7. CIENTISTAS CÉLEBRES
Divulgam-se noticias sobre cientistas ou pesquisadores que ganham notoriedade devido ao trabalho realizado. Ex. pesquisadores que recebem o prêmio Nobel ou que participam de eventos importantes, como o brasileiro Marcos Pontes, o primeiro astronauta brasileiro a viajar para o espaço (2007).
8. PROXIMIDADE
Quanto mais perto os receptores estão do lugar de um evento, mais provável que os jornalistas considerem o fato de interesse noticioso. Ex.: a bactéria na CTI de hospitais públicos de Porto Alegre.
Outra situação: pesquisadores de uma universidade local participam de um evento (em outro local) para divulgar um estudo. A participação dos pesquisadores pode servir de gancho para que o assunto se torne notícia. Normalmente, as assessorias de imprensa fomentam essas situações. Ou ainda, cientistas locais são procurados para explicar o trabalho de outros cientistas e comentar assuntos envolvendo ciência e tecnologia.
9. VARIEDADE E EQUILÍBRIO
Os assuntos de um jornal / revista ou noticiário são escolhidos de acordo com o conjunto de noticias e com o espaço / tempo disponível. Busca-se o equilíbrio de editorias, a melhor mistura de histórias para uma audiência em determinado dia.
10. CONFLITO
Diferentes pontos de vista a respeito de um assunto podem torná-lo notícia. Teorias diferentes para explicar um mesmo fato interessam aos jornalistas. Não cabe ao jornalista assumir posição. Ex.: os perigos e as vantagens das usinas nucleares; ambientalistas X uso de transgênicos.
Outros valores importantes:
1. NECESSIDADE DE SOBREVIVÊNCIA
São temas que geram notícias aqueles que lidam com aspectos fundamentais de sobrevivência, como alimentação, moradia, saneamento básico. Ex.: novas técnicas de construção que preservam o meio ambiente, métodos de tratamento da água, cuidados com alimentos.

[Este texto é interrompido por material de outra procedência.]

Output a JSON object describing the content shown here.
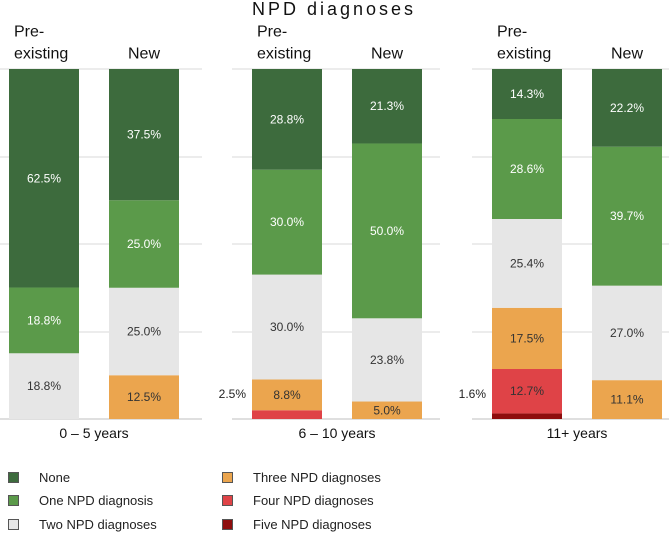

É necessário tomar cuidado, ao divulgar determinados assuntos, para não assustar as pessoas (causa pânico na população)
2. NECESSIDADES CULTURAIS
Temas que se referem aos estilos de vida, como dietas, naturalismo, sexualidade e convivência social, produtos orgânicos.

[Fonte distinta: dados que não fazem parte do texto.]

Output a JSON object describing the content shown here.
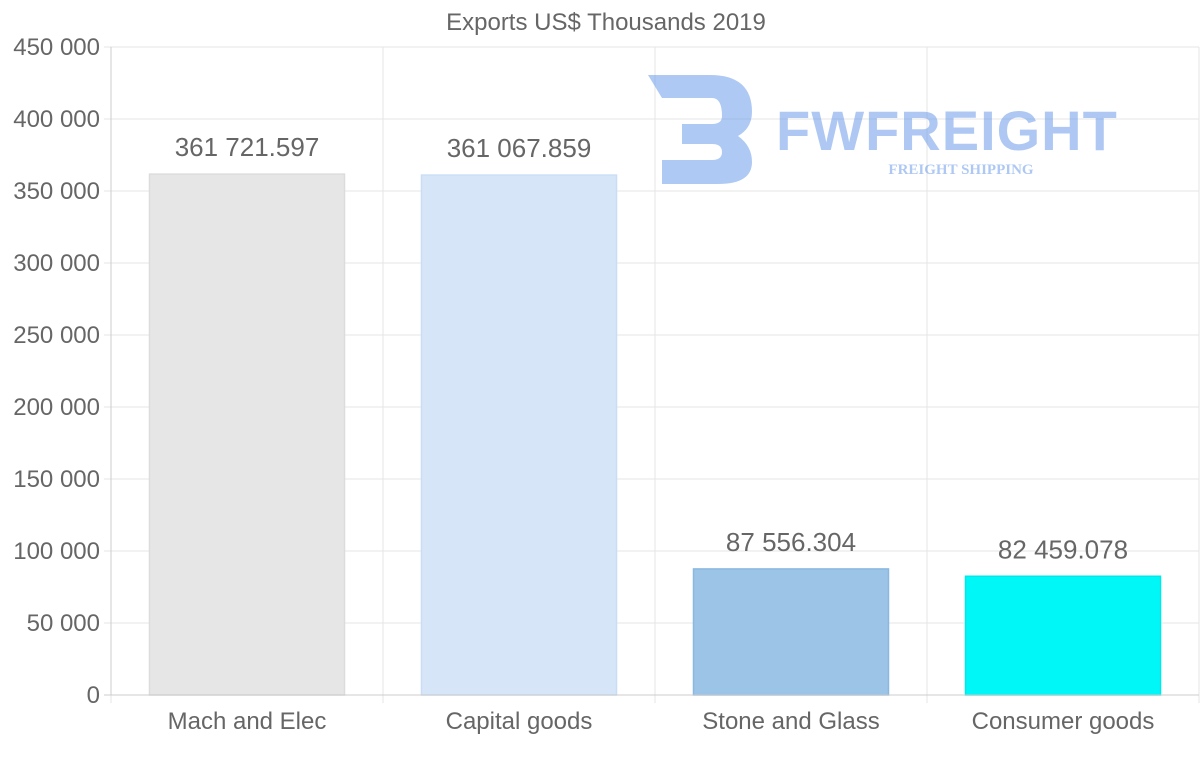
{
  "chart_data": {
    "type": "bar",
    "title": "Exports US$ Thousands 2019",
    "xlabel": "",
    "ylabel": "",
    "categories": [
      "Mach and Elec",
      "Capital goods",
      "Stone and Glass",
      "Consumer goods"
    ],
    "values": [
      361721.597,
      361067.859,
      87556.304,
      82459.078
    ],
    "value_labels": [
      "361 721.597",
      "361 067.859",
      "87 556.304",
      "82 459.078"
    ],
    "bar_colors": [
      "#e6e6e6",
      "#d6e6f8",
      "#9bc4e6",
      "#00f7f7"
    ],
    "bar_border_colors": [
      "#dcdcdc",
      "#c9def5",
      "#8ab8e0",
      "#00e8e8"
    ],
    "ylim": [
      0,
      450000
    ],
    "y_ticks": [
      0,
      50000,
      100000,
      150000,
      200000,
      250000,
      300000,
      350000,
      400000,
      450000
    ],
    "y_tick_labels": [
      "0",
      "50 000",
      "100 000",
      "150 000",
      "200 000",
      "250 000",
      "300 000",
      "350 000",
      "400 000",
      "450 000"
    ],
    "grid": true,
    "legend": "none"
  },
  "watermark": {
    "brand": "FWFREIGHT",
    "tagline": "FREIGHT SHIPPING",
    "color": "#6c9ceb"
  },
  "colors": {
    "text": "#666666",
    "grid": "#e5e5e5",
    "axis": "#cccccc"
  }
}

3. NECESSIDADES DE CONHECIMENTO
Satisfação da curiosidade em torno do organismo humano.
Matérias de necessidades de sobrevivência, culturais e de conhecimento são as chamadas matérias de serviço, que procuram orientar as pessoas.
4. DEMOGRAFIA
É comum que as escolhas jornalísticas partam das características do público receptor de determinado veículo: níveis de escolaridade, ocupação, renda, idade, sexo, dentre outras características.
5. NOTÍCIAS DE DESORDEM SOCIAL
Quando há violação das normas éticas da ciência o fato pode interessar ao jornalista. Ex.: uso de animais em pesquisa; envolvimento de seres humanos sem garantir a segurança da saúde; conflitos agrários.
CORES
Cor é um estímulo visual, causado por um estímulo físico, percebido pelos olhos e decodificado pelo cérebro.
A cor de um material é determinada pelas médias de freqüência dos pacotes de onda que as suas moléculas constituintes refletem. Um objeto terá determinada cor se não absorver justamente os raios correspondentes à freqüência daquela cor.
Assim, um objeto é vermelho se absorve preferencialmente as freqüências fora do vermelho.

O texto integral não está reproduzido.